The power consumed by digital integrated circuits has grown with increasing transistor density and system complexity. One of the particularly power-hungry design features is the generation, distribution, and utilization of one or more synchronization signals (clocks). In many state-of-the-art designs, up to 30%-50% of the total power is dissipated in the clock distribution network.

In this work, we examine the application of sequential logic synthesis techniques to reduce the dynamic power consumption of the clocks. These optimizations are sequential because they alter the structural location, functionality, and/or timing of the synchronization elements (registers) in a circuit netlist. A secondary focus is on developing algorithms that scale well to large industrial designs.
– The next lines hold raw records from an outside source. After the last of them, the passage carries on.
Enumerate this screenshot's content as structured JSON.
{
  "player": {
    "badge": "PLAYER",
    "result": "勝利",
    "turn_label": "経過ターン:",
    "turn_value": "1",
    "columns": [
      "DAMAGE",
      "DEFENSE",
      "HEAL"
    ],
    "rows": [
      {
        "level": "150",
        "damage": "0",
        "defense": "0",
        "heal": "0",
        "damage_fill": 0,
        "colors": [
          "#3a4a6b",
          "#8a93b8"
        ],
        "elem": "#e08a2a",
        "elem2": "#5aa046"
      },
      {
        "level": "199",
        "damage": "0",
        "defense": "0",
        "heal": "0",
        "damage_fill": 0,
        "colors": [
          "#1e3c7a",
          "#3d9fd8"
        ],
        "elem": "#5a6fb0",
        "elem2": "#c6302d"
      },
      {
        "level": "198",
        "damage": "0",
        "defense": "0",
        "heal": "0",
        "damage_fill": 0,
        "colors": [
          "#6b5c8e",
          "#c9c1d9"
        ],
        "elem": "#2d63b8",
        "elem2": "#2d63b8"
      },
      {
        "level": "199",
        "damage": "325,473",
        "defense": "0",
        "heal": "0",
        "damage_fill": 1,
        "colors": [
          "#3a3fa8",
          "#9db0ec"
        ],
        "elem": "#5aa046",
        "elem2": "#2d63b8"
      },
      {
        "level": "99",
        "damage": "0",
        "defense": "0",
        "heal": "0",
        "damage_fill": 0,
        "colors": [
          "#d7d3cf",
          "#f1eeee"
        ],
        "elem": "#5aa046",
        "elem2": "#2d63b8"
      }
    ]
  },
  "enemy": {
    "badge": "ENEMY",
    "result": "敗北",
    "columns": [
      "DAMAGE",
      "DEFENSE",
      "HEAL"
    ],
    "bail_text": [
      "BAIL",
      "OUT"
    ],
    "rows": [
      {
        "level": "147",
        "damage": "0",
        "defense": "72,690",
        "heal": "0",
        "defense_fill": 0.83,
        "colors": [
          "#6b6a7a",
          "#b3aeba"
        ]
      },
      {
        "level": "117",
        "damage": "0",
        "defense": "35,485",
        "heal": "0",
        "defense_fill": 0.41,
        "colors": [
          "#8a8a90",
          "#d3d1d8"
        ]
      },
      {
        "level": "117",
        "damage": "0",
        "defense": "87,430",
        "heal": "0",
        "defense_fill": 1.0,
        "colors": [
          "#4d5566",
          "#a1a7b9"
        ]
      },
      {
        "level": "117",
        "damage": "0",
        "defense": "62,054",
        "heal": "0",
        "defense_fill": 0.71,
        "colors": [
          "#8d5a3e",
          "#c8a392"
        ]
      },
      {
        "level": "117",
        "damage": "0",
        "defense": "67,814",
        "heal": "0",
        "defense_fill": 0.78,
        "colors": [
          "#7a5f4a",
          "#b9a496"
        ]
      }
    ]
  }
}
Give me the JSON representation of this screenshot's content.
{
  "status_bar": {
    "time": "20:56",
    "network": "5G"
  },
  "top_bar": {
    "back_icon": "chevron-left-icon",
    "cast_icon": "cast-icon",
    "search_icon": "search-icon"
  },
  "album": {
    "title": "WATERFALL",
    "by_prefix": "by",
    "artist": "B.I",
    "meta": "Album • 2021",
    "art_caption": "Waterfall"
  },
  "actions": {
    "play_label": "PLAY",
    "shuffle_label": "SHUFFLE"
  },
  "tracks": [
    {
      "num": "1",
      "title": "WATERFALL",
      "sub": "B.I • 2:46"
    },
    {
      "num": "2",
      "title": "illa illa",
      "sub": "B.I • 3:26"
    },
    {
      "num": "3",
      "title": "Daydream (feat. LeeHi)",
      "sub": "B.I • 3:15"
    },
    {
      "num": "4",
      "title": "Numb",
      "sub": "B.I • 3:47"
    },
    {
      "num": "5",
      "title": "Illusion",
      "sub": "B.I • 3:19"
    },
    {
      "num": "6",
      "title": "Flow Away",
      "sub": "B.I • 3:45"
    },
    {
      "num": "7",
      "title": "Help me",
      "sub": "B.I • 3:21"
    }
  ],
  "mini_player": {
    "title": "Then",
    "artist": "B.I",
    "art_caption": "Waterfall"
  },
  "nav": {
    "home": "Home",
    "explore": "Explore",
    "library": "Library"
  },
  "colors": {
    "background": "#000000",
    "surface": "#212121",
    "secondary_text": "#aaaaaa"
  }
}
The first part of the work deals with the use of retiming to minimize the number of registers and therefore the capacitive load on the clock network. We introduce a new formulation of the problem and then show how it can be extended to include necessary constraints on the worst-case timing and initializability of the resulting netlist. It is then demonstrated how retiming can be combined with the orthogonal technique of intentional clock skewing to minimize the combined capacitive load under a timing constraint.

The second part introduces a new technique for inserting clock gating logic, whereby a clock's propagation is conditionally blocked for subsets of the registers in the design that are not actively switching logic state. The conditions under which the clock is disabled are detected through the use of random simulation and Boolean satisfiability checking. This process is quite scalable and also offers the potential for additional logic simplification.